Shanmughan Chettyar S1, Graftton K2
1Sheffield Hallam University, Centre for Health and Social Care Research, Sheffield, United Kingdom, 2Sheffield Hallam University, Department of Allied Health Professionals, Sheffield, United Kingdom
Background: Physiotherapy researchers over the years have favoured quantitative methods. Increasingly physiotherapists are using qualitative methods to generate knowledge regarding organisational practices, relationships, and procedures. Ethnography is a qualitative methodology that enables the researcher to investigate both the micro and macro level of social process happening in an institutional setting such as the healthcare. The dialectical nature of Critical Discourse Analysis (CDA) not only considers language as a resource, to discover how practice is constructed but also, analyses how the social practices influence the language by shaping the context and mode in which they are produced. A combination of ethnography and CDA is a conceptual framework that is rarely used in the field of physiotherapy research. This study discusses how ethnography and CDA enabled the researcher to identify the underlying social phenomena of the therapeutic relationship in the physiotherapy practice.

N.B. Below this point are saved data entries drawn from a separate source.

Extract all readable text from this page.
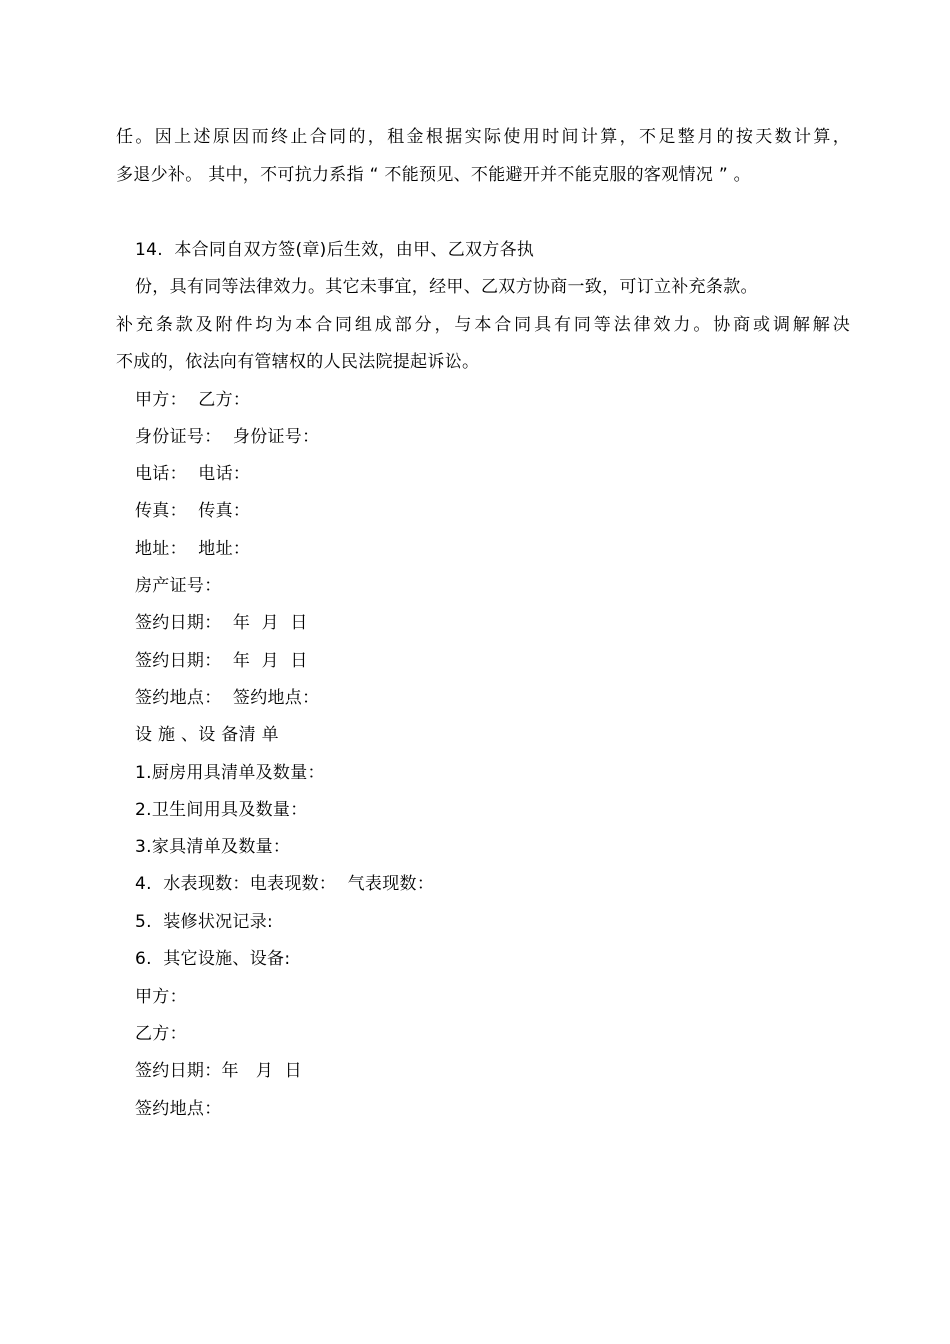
任。因上述原因而终止合同的，租金根据实际使用时间计算，不足整月的按天数计算，
多退少补。 其中，不可抗力系指 “ 不能预见、不能避开并不能克服的客观情况 ” 。
14.  本合同自双方签(章)后生效，由甲、乙双方各执
份，具有同等法律效力。其它未事宜，经甲、乙双方协商一致，可订立补充条款。
补充条款及附件均为本合同组成部分，与本合同具有同等法律效力。协商或调解解决
不成的，依法向有管辖权的人民法院提起诉讼。
甲方：  乙方：
身份证号：  身份证号：
电话：  电话：
传真：  传真：
地址：  地址：
房产证号：
签约日期：  年  月  日
签约日期：  年  月  日
签约地点：  签约地点：
设 施 、设 备清 单
1.厨房用具清单及数量：
2.卫生间用具及数量：
3.家具清单及数量：
4.  水表现数：电表现数：  气表现数：
5.  装修状况记录:
6.  其它设施、设备:
甲方：
乙方：
签约日期：年   月  日
签约地点：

Purpose: To identify the interactional features, contextual factors and power issues associated with the therapeutic relationship in south Indian physiotherapy settings by using the ethnographic-CDA approach
Methods: This study illustrates the iterative process of data collection by utilizing the ethnographic participant observation, in the form of audio recorded conversation between patient and therapist, informal conversation and field notes, and supplementary semi-structured interviews. The findings were analysed using the descriptive (textual), interpretive and explanatory stages of Fairclough's CDA.
Results: The data collected in the form of audio-recorded interviews were analysed in the descriptive stage. Field notes and informal interviews obtained during the participant observation and semi-structured interviews were analysed in the interpretive and explanatory stages. Based on the over-all analysed data constructed three different models of therapeutic relationship. Each of these models had an inner, middle and outer layer comprising of the textual features of the data, the interpreted institutional contextual factors and the wider socio-cultural contextual factors associated with the identified discourse respectively. By using these three models a linear theoretical framework was constructed, which illustrated the power flow between patient and therapist.
Conclusion(s): The complementary nature of ethnography and CDA enabled the physiotherapy researcher to explore the underlying social phenomena of the therapeutic process by investigating multiple elements (the contextual factors, power issues and the interactional features) in a single study.
Implications: This study acknowledges and provides an insight to the global physiotherapist to think further about the important role of the power discourse and the social exchange happening between the therapist and patient in different aspects of the therapeutic process.
Keywords: Ethnography, Critical Discourse Analysis, Therapeutic relationship
Funding acknowledgements: Self-funding
Purpose: To identify the interactional features, contextual factors and power issues associated with the therapeutic relationship in south Indian physiotherapy settings by using the ethnographic-CDA approach
Methods: This study illustrates the iterative process of data collection by utilizing the ethnographic participant observation, in the form of audio recorded conversation between patient and therapist, informal conversation and field notes, and supplementary semi-structured interviews. The findings were analysed using the descriptive (textual), interpretive and explanatory stages of Fairclough's CDA.
Results: The data collected in the form of audio-recorded interviews were analysed in the descriptive stage. Field notes and informal interviews obtained during the participant observation and semi-structured interviews were analysed in the interpretive and explanatory stages. Based on the over-all analysed data constructed three different models of therapeutic relationship. Each of these models had an inner, middle and outer layer comprising of the textual features of the data, the interpreted institutional contextual factors and the wider socio-cultural contextual factors associated with the identified discourse respectively. By using these three models a linear theoretical framework was constructed, which illustrated the power flow between patient and therapist.
Conclusion(s): The complementary nature of ethnography and CDA enabled the physiotherapy researcher to explore the underlying social phenomena of the therapeutic process by investigating multiple elements (the contextual factors, power issues and the interactional features) in a single study.
Implications: This study acknowledges and provides an insight to the global physiotherapist to think further about the important role of the power discourse and the social exchange happening between the therapist and patient in different aspects of the therapeutic process.
Keywords: Ethnography, Critical Discourse Analysis, Therapeutic relationship
Funding acknowledgements: Self-funding
Topic: Research methodology & knowledge translation
Ethics approval required: Yes
Institution: Medical-College Hospital , Medical-Trust Hospital and Cosmopolitan Hospital, South India
Ethics committee: Sheffield Hallam University Research Ethics Committee
Ethics number: 2014-15/HWB-HSC-31
All authors, affiliations and abstracts have been published as submitted.